Content testing, and other forms of performance experimentation, are part of an effective experimentation culture. They create a test-and-learn outlook that understands what the user wants and needs, which makes user research one of the key pillars within the test-and-learn culture. This is where the voice of the audience has the most impact.
The customer’s voice allows you to ask more targeted and meaningful questions, helping you to create detailed customer profiles and understand the key issues they’re facing (what’s causing drop-off? Why are people abandoning their carts?).

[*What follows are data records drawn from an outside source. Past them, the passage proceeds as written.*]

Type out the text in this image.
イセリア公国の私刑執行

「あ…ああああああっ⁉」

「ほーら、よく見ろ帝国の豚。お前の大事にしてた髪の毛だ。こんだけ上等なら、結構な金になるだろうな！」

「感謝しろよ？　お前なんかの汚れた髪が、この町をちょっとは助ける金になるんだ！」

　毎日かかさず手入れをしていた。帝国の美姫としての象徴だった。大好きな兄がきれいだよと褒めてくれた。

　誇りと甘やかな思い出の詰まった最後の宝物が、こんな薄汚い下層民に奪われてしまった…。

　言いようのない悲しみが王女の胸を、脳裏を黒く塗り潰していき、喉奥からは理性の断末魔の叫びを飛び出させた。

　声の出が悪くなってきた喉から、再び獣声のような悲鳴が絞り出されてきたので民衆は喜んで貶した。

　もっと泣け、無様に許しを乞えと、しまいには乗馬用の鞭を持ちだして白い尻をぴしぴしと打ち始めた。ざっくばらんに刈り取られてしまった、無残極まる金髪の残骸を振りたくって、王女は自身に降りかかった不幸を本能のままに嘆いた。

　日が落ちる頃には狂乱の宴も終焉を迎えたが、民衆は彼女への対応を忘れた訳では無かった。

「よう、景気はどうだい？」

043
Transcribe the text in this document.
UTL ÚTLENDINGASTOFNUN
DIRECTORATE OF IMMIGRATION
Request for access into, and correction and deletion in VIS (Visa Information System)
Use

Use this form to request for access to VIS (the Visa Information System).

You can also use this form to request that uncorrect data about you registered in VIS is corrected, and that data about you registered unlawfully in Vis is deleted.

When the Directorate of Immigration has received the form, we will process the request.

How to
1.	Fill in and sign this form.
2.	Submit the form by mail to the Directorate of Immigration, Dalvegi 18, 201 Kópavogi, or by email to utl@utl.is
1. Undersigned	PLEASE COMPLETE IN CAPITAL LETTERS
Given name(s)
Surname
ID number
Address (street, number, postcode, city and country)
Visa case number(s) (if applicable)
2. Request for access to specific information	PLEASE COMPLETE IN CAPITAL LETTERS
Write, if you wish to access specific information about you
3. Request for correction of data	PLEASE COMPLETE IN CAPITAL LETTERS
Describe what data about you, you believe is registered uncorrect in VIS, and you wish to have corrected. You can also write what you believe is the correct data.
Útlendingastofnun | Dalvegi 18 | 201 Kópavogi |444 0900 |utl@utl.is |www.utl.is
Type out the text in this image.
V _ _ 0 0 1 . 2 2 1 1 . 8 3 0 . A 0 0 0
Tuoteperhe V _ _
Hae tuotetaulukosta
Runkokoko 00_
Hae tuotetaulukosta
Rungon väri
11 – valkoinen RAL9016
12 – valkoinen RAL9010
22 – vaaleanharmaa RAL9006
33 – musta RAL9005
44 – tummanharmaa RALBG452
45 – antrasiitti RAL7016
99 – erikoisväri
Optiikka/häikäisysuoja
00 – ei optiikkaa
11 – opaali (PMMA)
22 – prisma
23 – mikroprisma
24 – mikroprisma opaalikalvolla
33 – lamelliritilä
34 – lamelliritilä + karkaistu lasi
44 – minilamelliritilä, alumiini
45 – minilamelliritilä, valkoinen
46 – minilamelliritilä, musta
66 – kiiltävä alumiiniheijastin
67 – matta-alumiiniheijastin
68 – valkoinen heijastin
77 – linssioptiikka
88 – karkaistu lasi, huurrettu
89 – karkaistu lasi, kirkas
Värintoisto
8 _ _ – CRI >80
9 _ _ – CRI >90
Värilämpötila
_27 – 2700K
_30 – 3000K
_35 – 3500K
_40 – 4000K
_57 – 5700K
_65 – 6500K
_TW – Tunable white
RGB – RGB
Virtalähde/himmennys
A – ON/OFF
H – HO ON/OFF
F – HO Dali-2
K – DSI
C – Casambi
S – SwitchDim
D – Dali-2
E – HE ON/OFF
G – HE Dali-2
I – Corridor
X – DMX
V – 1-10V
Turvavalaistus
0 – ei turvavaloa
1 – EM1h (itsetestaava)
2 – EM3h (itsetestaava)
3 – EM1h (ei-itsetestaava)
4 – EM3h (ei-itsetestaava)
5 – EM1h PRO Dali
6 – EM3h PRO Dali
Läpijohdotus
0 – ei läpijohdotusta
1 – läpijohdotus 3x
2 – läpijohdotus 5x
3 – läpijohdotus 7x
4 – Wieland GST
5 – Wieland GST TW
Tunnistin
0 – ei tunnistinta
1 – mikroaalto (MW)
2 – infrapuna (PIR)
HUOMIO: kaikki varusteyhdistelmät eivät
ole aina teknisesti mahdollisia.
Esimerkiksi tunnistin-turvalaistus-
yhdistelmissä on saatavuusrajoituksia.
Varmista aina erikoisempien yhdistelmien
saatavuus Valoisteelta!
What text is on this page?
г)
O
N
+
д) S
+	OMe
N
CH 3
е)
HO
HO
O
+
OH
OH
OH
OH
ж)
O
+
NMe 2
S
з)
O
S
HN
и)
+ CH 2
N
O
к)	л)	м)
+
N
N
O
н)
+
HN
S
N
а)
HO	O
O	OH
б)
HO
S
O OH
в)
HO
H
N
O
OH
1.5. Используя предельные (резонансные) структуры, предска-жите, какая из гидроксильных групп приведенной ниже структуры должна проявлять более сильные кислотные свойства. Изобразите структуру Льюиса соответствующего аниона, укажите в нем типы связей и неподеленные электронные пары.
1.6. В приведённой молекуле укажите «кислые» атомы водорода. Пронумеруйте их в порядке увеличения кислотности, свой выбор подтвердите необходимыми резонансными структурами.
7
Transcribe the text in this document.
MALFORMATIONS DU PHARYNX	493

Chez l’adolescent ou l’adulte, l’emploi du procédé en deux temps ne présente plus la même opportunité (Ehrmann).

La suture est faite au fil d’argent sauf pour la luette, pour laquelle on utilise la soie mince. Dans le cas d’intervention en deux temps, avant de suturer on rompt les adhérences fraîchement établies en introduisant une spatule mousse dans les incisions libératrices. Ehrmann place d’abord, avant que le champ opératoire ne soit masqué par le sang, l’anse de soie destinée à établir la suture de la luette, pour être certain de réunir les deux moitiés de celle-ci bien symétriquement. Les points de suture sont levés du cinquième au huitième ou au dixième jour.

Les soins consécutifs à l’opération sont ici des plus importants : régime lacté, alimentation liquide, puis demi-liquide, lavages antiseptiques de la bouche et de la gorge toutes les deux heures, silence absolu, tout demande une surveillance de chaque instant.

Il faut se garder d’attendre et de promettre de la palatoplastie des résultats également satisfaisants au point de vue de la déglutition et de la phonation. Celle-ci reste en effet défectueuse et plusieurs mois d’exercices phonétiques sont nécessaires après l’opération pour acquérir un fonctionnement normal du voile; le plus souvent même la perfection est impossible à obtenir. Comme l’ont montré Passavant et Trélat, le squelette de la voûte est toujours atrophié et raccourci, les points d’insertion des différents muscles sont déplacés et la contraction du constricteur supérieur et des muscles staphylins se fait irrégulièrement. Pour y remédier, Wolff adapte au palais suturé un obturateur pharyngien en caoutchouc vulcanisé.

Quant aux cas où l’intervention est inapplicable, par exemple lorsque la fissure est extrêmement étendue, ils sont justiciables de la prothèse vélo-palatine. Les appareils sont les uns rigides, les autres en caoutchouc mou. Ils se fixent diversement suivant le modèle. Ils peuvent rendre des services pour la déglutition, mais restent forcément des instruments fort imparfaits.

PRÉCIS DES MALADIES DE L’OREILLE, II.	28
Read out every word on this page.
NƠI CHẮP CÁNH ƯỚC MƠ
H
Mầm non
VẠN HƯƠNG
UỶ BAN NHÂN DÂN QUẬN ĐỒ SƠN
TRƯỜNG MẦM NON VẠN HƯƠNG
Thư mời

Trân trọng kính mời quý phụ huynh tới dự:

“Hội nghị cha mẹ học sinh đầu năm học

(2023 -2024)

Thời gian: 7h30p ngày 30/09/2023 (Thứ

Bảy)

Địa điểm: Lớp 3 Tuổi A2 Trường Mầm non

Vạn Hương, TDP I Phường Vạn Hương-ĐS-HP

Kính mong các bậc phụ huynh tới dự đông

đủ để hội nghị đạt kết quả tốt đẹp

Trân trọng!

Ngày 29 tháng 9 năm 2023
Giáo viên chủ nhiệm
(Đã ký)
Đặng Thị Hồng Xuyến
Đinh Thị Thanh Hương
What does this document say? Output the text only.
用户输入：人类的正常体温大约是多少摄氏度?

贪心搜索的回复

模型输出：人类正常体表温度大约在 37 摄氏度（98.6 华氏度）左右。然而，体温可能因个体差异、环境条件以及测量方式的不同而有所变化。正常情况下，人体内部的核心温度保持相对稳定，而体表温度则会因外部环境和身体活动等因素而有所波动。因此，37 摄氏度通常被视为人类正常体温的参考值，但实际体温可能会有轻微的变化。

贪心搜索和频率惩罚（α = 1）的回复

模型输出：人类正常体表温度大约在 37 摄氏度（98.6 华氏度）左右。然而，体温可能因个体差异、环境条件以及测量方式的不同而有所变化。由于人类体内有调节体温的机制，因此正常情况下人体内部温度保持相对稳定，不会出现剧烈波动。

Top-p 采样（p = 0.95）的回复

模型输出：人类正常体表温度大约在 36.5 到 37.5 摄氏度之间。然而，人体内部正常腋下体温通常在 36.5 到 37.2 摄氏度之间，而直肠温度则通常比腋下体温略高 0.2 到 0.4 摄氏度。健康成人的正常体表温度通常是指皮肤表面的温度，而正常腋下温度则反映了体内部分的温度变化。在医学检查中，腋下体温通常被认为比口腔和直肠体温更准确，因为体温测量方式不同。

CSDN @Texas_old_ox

But it’s essential, with rises in data privacy and personalized journeys, to periodically adjust your customer profiles when needed. Why? Because as customer profiles become increasingly difficult to get right, knowing what features and elements we can personalize based on data and the audience’s needs creates better experiences throughout the customer journey.
The customer journey’s final destination
It seems to have been the ‘year of personalization’ for many years without any drastic changes. But personalizing the customer journey, based on the customer’s voice and needs, still holds the key to creating better paths to purchase.
While dynamic personalization has been around for more than a decade, it’s still in its infancy in terms of adoption and innovation. A good customer journey is built by solid analysis and research, understanding tangible user needs and blockers. These lead to meaningful journey changes, which should be supplied via dynamic personalization.
Most users desire a degree of personalization during their journey – some a little, some a lot. Finding the right balance is important. Being able to AB-test personalized routes lets you continue creating impactful journeys and adopting an iterative approach, where you will grow from ‘better’ to ‘best’ experiences.
Disregarding any stage in this process puts the future of customer journey mapping on thin ice. The future is meaningful research with the user, not the business, at heart.